Текст книги "В поисках духа свободы. Часть 2. Южная Америка"
Автор книги: Максим Самойлов
Жанр: Книги о Путешествиях, Приключения
сообщить о неприемлемом содержимом
Текущая страница: 14 (всего у книги 43 страниц)
Глава 15.2
Пуэрто-Наталес. Озёрные бусы следов милодона
Причудливость – основа всякого организма в благоговении пред законом галактик, затронувшим гусениц и богов стрекоз, запоздало улетучивающихся в смеркающейся осени.
Сергио Бадилья Кастильо, «Чилимания»
Перед нами неспешно семенила собака, словно показывая нам дорогу на пустынных улицах. Иногда она оглядывалась, чтобы проверить, идём ли мы за ней по-прежнему. В её зубах был камень – плоский округлый галечник, какой обычно запускают «блинчиком» по воде. Но эта забава вряд ли входила в её планы. Когда мы попытались взять у неё камень, собака увернулась, а затем, будто заманивая на следующий необдуманный шаг, снова подошла ближе. Заметив, что мы не пытаемся отбирать камень, она просто затрусила рядом с нами, то обгоняя, то немного отставая в пути. Так мы познакомились с первой собакой, любящей свой камень.
В этом загадочном городе закрытых дверей и окон она оказалась не единственной. Собаки были серьёзны и сосредоточенны, как будто любители бросать «блинчики» делегировали им свои полномочия. Казалось, что они добрались в далёкие южные земли, чтобы создать здесь свою ассоциацию, но не нашли достойных людей и приняли в свои ряды талантливых собак. В конце концов те остались единственными существами, хранящими традиции своих любимых камней в надежде когда-нибудь запустить их с берега моря, отсчитывая, сколько последует прыжков над гладью воды. Мы так и не смогли понять, отчего они так пекутся о галечнике.

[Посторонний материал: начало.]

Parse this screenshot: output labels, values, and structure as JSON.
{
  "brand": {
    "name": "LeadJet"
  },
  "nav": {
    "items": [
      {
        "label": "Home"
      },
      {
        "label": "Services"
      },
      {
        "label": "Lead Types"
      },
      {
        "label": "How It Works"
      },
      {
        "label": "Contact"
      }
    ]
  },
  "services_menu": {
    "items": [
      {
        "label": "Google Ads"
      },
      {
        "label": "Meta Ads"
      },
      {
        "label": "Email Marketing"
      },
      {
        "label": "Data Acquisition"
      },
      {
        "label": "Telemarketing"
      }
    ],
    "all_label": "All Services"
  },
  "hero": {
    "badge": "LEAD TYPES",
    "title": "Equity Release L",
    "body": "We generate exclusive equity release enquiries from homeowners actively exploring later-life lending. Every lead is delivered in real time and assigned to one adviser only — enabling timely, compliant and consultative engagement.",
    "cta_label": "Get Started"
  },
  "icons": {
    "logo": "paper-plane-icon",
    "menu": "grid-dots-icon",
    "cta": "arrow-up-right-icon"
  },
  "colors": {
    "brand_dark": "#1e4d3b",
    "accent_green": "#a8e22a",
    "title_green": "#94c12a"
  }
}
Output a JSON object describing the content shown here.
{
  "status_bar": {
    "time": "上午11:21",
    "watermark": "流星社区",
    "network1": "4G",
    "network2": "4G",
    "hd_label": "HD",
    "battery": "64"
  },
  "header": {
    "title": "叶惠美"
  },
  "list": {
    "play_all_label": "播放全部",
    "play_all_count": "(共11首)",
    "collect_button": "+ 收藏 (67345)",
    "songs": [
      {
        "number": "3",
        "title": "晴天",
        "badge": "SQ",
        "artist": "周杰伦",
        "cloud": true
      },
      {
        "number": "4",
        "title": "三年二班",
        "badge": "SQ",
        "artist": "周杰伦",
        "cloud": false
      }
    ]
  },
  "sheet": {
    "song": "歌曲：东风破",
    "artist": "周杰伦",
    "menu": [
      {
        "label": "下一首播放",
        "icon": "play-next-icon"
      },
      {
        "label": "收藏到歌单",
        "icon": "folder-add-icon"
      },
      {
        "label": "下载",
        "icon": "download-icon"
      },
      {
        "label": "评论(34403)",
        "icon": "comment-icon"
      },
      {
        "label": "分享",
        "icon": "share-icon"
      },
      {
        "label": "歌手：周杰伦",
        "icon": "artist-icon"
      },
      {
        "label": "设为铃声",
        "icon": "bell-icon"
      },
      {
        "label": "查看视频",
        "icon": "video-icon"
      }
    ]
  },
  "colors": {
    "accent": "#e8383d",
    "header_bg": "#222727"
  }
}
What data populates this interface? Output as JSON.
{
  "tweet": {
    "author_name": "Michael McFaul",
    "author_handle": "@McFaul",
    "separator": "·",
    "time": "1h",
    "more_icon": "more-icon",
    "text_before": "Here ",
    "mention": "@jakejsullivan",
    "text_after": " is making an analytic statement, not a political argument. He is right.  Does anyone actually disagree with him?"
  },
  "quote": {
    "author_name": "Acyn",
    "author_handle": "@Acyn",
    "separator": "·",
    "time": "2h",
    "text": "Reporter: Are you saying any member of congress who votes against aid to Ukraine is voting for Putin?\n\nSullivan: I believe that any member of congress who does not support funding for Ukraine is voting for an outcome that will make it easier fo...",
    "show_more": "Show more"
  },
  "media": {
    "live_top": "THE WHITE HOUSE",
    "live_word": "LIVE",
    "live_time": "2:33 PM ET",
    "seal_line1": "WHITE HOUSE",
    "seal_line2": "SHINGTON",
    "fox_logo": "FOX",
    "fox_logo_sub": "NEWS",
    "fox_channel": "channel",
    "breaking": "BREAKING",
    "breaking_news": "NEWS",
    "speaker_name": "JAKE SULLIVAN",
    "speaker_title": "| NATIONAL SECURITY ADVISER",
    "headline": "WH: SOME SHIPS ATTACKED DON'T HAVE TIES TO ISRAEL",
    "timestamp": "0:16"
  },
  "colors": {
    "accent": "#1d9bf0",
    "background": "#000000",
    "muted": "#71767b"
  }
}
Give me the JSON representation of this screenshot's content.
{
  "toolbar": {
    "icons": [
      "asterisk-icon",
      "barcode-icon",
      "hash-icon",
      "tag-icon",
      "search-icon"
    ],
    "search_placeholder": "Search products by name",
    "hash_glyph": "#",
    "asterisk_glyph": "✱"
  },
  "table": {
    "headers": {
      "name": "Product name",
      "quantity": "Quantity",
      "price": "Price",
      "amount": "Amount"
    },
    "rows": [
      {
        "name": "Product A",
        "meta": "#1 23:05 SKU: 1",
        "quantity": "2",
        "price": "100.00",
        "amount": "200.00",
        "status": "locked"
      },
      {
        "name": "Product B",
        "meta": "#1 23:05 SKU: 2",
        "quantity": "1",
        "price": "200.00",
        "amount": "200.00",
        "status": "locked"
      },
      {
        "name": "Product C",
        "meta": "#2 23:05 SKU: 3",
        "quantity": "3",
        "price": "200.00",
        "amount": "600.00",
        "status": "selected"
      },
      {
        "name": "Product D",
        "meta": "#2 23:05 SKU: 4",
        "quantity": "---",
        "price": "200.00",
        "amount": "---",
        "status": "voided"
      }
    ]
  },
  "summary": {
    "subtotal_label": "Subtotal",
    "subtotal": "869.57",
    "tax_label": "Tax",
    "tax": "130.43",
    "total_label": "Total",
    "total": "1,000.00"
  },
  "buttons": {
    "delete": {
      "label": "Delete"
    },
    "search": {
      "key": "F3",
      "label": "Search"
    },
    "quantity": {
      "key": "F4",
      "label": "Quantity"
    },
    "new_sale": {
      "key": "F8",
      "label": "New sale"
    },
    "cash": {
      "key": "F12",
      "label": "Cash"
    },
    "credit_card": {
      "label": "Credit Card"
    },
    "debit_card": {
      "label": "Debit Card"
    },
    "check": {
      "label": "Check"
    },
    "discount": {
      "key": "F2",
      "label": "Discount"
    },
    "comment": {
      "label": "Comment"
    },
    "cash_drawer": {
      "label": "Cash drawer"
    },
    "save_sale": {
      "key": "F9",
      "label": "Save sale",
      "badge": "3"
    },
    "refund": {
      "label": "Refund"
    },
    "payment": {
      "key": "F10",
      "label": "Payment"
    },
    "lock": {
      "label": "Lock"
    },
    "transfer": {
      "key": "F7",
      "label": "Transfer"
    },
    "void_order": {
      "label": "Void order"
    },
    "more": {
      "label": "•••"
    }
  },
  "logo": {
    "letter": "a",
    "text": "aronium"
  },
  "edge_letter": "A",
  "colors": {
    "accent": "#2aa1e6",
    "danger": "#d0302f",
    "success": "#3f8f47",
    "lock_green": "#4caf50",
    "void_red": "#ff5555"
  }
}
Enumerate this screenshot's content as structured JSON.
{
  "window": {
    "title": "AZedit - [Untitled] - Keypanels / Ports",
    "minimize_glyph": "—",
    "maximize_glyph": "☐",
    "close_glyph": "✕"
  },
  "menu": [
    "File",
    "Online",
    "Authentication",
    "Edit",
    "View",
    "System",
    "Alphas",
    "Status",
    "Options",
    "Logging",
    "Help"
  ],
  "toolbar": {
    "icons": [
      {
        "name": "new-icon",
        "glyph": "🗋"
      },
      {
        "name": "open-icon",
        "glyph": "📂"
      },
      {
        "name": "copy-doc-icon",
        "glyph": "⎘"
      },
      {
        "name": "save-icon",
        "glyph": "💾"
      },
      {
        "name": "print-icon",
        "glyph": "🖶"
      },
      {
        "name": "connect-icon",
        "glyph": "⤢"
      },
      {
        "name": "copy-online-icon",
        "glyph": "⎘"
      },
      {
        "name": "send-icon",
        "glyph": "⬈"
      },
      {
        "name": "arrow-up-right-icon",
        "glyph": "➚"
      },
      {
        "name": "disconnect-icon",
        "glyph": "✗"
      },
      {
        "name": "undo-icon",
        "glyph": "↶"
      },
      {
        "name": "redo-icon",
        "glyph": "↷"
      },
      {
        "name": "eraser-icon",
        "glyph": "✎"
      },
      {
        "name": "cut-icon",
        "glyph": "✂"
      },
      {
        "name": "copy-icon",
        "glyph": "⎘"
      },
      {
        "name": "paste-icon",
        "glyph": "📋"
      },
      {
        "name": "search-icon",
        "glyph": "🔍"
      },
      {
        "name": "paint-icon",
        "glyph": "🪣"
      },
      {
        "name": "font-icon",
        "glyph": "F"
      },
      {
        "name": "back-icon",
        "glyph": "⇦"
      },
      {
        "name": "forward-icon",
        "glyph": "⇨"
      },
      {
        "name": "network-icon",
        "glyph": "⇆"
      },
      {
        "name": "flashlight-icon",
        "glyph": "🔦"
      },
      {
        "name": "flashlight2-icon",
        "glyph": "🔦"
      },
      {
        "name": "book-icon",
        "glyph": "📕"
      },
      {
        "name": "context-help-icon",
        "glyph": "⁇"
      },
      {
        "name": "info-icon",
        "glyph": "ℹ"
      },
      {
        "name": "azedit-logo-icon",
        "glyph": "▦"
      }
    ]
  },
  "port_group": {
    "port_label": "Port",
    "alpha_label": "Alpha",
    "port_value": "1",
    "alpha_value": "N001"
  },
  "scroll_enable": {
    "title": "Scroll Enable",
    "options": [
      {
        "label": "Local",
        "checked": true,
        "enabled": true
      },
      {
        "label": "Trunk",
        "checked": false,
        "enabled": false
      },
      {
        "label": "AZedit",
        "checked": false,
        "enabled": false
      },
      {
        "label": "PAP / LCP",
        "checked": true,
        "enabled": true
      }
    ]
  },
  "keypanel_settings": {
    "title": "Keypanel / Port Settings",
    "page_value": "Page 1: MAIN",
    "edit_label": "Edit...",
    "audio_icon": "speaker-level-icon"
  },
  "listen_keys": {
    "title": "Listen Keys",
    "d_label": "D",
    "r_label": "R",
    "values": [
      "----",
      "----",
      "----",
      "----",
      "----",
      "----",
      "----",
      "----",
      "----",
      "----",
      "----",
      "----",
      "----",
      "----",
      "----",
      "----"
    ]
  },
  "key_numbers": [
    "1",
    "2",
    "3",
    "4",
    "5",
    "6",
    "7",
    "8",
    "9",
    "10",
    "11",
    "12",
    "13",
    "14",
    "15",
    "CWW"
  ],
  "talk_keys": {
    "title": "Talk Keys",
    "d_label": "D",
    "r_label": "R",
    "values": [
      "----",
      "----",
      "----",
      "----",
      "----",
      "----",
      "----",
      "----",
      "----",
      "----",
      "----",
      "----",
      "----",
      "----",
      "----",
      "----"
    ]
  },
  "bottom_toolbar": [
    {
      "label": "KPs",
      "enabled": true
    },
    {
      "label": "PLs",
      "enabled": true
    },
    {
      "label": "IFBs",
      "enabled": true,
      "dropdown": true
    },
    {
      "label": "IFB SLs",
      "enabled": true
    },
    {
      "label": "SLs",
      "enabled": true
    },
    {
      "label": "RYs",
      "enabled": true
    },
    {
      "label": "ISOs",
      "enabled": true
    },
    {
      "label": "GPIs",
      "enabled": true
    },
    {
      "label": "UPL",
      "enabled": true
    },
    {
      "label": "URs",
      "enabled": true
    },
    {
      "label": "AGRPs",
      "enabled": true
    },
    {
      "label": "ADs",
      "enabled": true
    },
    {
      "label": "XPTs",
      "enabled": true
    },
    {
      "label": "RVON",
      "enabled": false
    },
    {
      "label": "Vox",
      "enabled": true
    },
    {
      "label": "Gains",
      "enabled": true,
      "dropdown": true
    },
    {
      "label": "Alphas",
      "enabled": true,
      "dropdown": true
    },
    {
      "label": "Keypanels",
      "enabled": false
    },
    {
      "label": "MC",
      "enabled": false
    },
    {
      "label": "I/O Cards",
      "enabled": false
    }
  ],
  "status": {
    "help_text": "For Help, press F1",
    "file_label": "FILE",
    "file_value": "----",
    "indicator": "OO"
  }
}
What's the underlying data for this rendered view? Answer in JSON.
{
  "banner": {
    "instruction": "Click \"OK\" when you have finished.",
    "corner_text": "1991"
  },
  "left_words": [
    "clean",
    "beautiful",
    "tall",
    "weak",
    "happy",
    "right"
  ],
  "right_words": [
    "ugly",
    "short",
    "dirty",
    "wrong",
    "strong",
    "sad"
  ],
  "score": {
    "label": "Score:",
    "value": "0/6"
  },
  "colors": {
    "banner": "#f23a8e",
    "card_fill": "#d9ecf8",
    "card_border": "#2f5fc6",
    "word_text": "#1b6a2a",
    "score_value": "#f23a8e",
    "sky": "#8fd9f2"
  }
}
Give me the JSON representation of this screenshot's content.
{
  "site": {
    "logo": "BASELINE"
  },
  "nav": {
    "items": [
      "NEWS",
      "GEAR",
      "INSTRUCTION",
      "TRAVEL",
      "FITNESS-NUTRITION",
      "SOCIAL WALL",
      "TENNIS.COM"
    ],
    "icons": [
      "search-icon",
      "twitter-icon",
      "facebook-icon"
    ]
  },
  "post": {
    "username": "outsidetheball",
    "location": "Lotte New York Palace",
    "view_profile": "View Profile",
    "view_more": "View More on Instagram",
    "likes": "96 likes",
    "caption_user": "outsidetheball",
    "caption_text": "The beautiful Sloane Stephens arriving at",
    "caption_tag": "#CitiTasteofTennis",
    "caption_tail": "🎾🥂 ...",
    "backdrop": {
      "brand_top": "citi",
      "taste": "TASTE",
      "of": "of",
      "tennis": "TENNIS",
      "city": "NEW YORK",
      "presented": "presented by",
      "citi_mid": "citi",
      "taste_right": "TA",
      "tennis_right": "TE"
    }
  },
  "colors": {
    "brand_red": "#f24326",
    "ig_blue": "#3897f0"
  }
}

Пуэрто-Наталес на просторах Патагонии даже более одинок, чем Пунта-Аренас. Словно заблудившийся охотник, который однажды вышел к воде и не стал искать путь обратно, он припал к прохладе залива и навеки замер на берегу. Потрёпанный наряд из жести и шифера, взъерошенные, поседевшие от инея клочья коричневой травы газонов – этот город неряшлив и обездолен. Он сирота, не испытавший любви людей, не получивший должной заботы и внимания. И хотя тысячи людей проезжают через него в национальный парк Торрес-дель-Пайне (Torres del Paine), город от этого не становится оживлённее, даже, напротив, всё больше страдает от запустения и безысходности.
«Внешне город похож на американские frontier towns времён золотой лихорадки. Сегодня, кроме Патагонии, их можно увидеть разве только в фильмах о Диком Западе. Как и в Пунта-Аренас, улицы пересекаются под прямым углом, правда, они больше заслуживают названия тропинок или, в лучшем случае, дорог. Дома в большинстве своём построены только из дерева или жести, гладкой и гофрированной, а если где-то в качестве строительного материала использован камень, то так скромно, что его не заметишь. Две голые широкие площадки посреди груды бараков можно было принять за пустырь, если бы чахлый газон, несколько неудобных скамеек да три-четыре отвратительных цементных бюста местных знаменитостей не говорили о том, что всё это должно изображать городской сад. В обстановке Дикого Запада, дополненной налётом кастильской надменности, живут люди последней надежды, дети с чёрными, растрёпанными ветром волосами; низкорослые, толстые, лишённые грации женщины; мужчины, которых можно видеть почти всегда верхом на лошади – в стране широких просторов редко ходят пешком, даже в городе», – так почти полвека назад Делаборд и Лоофс описали этот город в своей книге. С той поры в городе разве что стало чуть больше неопрятных зданий, а живых коней заменили механические.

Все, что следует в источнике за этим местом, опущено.